3. Page 1 line 39: please cite these works to link references about other organs involvement in COVID 19:

Thakur V, Ratho RK, Kumar P, Bhatia SK, Bora I, Mohi GK, Saxena SK, Devi M, Yadav D, Mehariya S. Multi-Organ Involvement in COVID-19: Beyond Pulmonary Manifestations. J Clin Med. 2021 Jan 24;10(3):446. doi: 10.3390/jcm10030446. PMID: 33498861; PMCID: PMC7866189.

Manganelli F, Vargas M, Iovino A, Iacovazzo C, Santoro L, Servillo G. Brainstem involvement and respiratory failure in COVID-19. Neurol Sci. 2020 Jul;41(7):1663-1665. doi: 10.1007/s10072-020-04487-2. Epub 2020 May 29. PMID: 32472516; PMCID: PMC7256922.

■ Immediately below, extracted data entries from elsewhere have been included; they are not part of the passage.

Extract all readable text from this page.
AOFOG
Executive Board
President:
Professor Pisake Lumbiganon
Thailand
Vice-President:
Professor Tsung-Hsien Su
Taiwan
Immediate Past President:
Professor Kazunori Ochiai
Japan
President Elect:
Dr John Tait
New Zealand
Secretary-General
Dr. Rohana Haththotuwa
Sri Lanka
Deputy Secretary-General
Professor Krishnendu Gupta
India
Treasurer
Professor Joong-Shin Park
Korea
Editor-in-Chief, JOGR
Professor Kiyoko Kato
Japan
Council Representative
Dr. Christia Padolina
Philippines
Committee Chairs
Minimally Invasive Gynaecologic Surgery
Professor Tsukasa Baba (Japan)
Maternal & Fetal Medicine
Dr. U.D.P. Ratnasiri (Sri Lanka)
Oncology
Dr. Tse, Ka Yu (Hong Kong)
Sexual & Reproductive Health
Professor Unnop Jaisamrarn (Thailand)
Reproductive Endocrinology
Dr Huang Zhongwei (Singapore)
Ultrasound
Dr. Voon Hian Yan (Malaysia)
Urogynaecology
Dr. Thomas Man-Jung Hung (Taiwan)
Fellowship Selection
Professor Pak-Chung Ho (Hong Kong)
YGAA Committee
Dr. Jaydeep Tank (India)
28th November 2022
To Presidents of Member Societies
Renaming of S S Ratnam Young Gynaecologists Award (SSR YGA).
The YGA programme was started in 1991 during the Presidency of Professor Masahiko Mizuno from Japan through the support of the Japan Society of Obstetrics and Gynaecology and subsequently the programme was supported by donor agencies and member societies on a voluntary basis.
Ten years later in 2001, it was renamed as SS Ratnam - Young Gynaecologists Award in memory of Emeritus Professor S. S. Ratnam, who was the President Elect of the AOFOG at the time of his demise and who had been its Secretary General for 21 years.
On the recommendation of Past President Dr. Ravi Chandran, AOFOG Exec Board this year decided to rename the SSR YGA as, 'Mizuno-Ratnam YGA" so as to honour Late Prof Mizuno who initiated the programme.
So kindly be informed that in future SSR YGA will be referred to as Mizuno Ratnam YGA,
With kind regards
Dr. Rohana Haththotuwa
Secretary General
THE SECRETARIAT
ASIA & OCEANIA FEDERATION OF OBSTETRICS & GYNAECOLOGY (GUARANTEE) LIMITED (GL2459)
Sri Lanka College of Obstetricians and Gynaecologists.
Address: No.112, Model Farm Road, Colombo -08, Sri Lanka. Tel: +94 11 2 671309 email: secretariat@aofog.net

4. Page 2 line 46: Please cite: "Capuano I, Buonanno P, Riccio E, Pisani A. Acute Kidney Injury in COVID-19 Pandemic. Nephron. 2020;144(7):345-346. doi: 10.1159/000508381. Epub 2020 May 19. PMID: 32428921; PMCID: PMC7270059." where there is an insight of renal tropism of SARS-CoV2 MERS-CoV, and SARS-CoV, the receptors implicated and the potential explanation of different renal involvement in these three correlated viruses.

Reviewer 3 Report

"SARS-CoV2 renal impairment in Critical Care: an observational study of 42 cases (Kidney COVID)" is a critical and timely manuscript. However, the current version of the manuscript has some limitations, and if authors can address the same and make the suggested changes, it would benefit the manuscript.

Major comments:

• In the discussion (lines 245-247), the authors mention that the small sample size did not allow them to perform multivariate analysis. However, authors can use inverse probability treatment weighting (IPTW) to estimate the weights based on available information and conduct an unadjusted logistic regression followed by an adjusted logistic regression (adjusted for weights). It would benefit the manuscript to perform an analysis with renal function reserve as a predictor adjusted for weights.
• I would also recommend the authors perform a similar analysis changing the predictor to hypertension and diabetes, respectively.
• Authors can also perform a weight-adjusted analysis where AKI is the predictor/exposure and mortality as the outcome. 

Adding multivariate analysis would strengthen the robustness of the finding observed in this manuscript.